Chen’s The Desires, a concerto for viola and string orchestra dating from 2006, proved the concert’s discovery. As a composer, she doesn’t shy away from harmonic richness, even when she infuses the solo lines with a leaner, more rustic sound that evokes folk music. With its somewhat occluded sound, the viola is often used to represent loss or grief—in Chen’s hands, it becomes an ideal avatar for the title’s desire in its many forms, from romantic longing to yearning for a homeland.

Choong-Jin Chang, the orchestra’s principal violist, undertook the solo duties with great vigor and lyricism. His sound is refined yet muscular, easily cutting through the shimmering opulence of Chen’s orchestral writing, and matching the mood of each of the concerto’s three movements. He particularly brought a sense of purposeful unease to the wavering pitches of the final movement, which Chen wrote to sound like the Chinese erhu.

Chang, Rustioni, and the orchestra created a performance where the strings and the soloist balanced each other at times, fought at others, and ultimately came together in a spirit of musical revolution—a journey through the many stages of desire that felt fully realized.
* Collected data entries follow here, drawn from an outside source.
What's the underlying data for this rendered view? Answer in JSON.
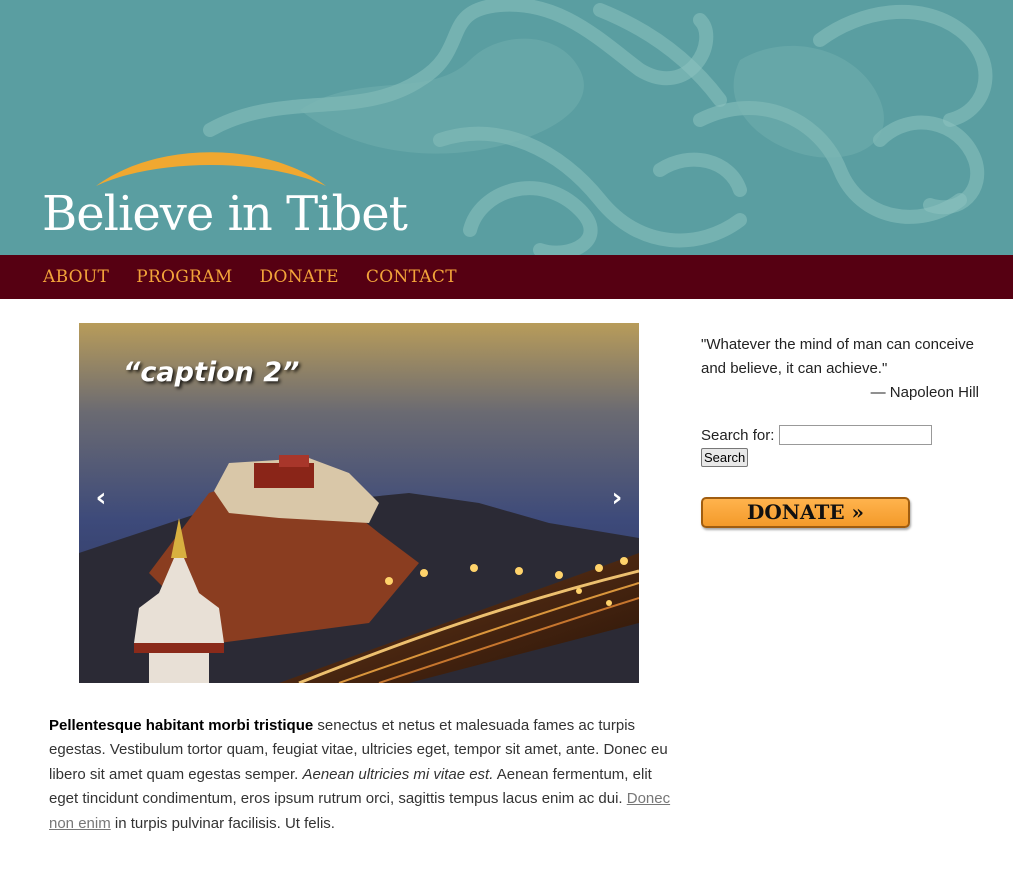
{
  "header": {
    "logo_text": "Believe in Tibet"
  },
  "nav": {
    "items": [
      "ABOUT",
      "PROGRAM",
      "DONATE",
      "CONTACT"
    ]
  },
  "slider": {
    "caption": "“caption 2”",
    "prev_label": "‹",
    "next_label": "›"
  },
  "content": {
    "bold_lead": "Pellentesque habitant morbi tristique",
    "text1": " senectus et netus et malesuada fames ac turpis egestas. Vestibulum tortor quam, feugiat vitae, ultricies eget, tempor sit amet, ante. Donec eu libero sit amet quam egestas semper. ",
    "italic": "Aenean ultricies mi vitae est.",
    "text2": " Aenean fermentum, elit eget tincidunt condimentum, eros ipsum rutrum orci, sagittis tempus lacus enim ac dui. ",
    "link": "Donec non enim",
    "text3": " in turpis pulvinar facilisis. Ut felis."
  },
  "sidebar": {
    "quote": "\"Whatever the mind of man can conceive and believe, it can achieve.\"",
    "quote_author": "— Napoleon Hill",
    "search_label": "Search for:",
    "search_value": "",
    "search_button": "Search",
    "donate_button": "DONATE »"
  },
  "colors": {
    "header_bg": "#5a9ea1",
    "nav_bg": "#560012",
    "nav_text": "#f3a43a",
    "logo_arc": "#f0a830",
    "donate_bg": "#f7a23a"
  }
}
The audience warmly received Chen when she was brought onstage for a solo bow.

Worth braving the storm

Beethoven’s Leonore Overture No. 3 was a slight disappointment. Despite drawing luscious sound from every corner of the orchestra—including the arresting off-stage trumpet solo, played by principal David Bilger—Rustioni’s interpretation lacked a distinct point of view. This was particularly jarring given that the subjects it depicts—injustice, police brutality, and the power of collective action—are as relevant as ever.

Still, the concert heralded him as a conductor to watch, and gratefully introduced composer Chen to a wider public. All you had to do to hear world-class music was put on your boots.

What, When, Where

Pictures from an Exhibition. Beethoven, Leonore Overture No. 3. Chen, The Desires, for viola and orchestra. Mussorgsky, Pictures from an Exhibition. Conducted by Daniele Rustioni. Choong-Jin Chang, viola. The Philadelphia Orchestra. January 28-29, 2022, at the Kimmel Cultural Campus's Verizon Hall, 300 S. Broad Street, Philadelphia. (215) 893-1999 or philorch.org.
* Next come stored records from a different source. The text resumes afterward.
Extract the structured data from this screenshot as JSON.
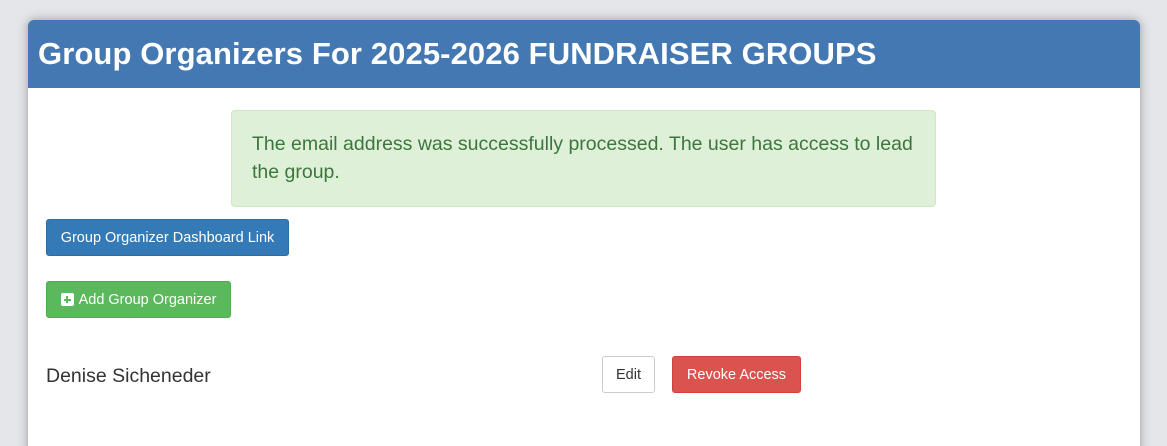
{
  "modal": {
    "title": "Group Organizers For 2025-2026 FUNDRAISER GROUPS"
  },
  "alert": {
    "message": "The email address was successfully processed. The user has access to lead the group."
  },
  "buttons": {
    "dashboard_link": "Group Organizer Dashboard Link",
    "add_organizer": "Add Group Organizer"
  },
  "organizers": [
    {
      "name": "Denise Sicheneder",
      "edit_label": "Edit",
      "revoke_label": "Revoke Access"
    }
  ],
  "colors": {
    "header": "#4478b3",
    "primary": "#337ab7",
    "success": "#5cb85c",
    "danger": "#d9534f",
    "alert_bg": "#dff0d8",
    "alert_text": "#3c763d"
  },
  "icons": {
    "add": "plus-square-icon"
  }
}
The Kimmel Cultural Campus requires all patrons aged 5 years or older to be fully vaccinated against Covid-19. Masks are required at all times inside the concert hall. Seating is not distanced.

Accessibility

The Kimmel Cultural Campus is an ADA-compliant venue. Patrons can purchase wheelchair seating or loose chairs online by calling Patron Services at (215) 893-1999, or by emailing [email protected]. With advance notice, Patron Services can provide options for personal care attendants, American Sign Language, Braille tickets and programs, audio descriptions, and other services.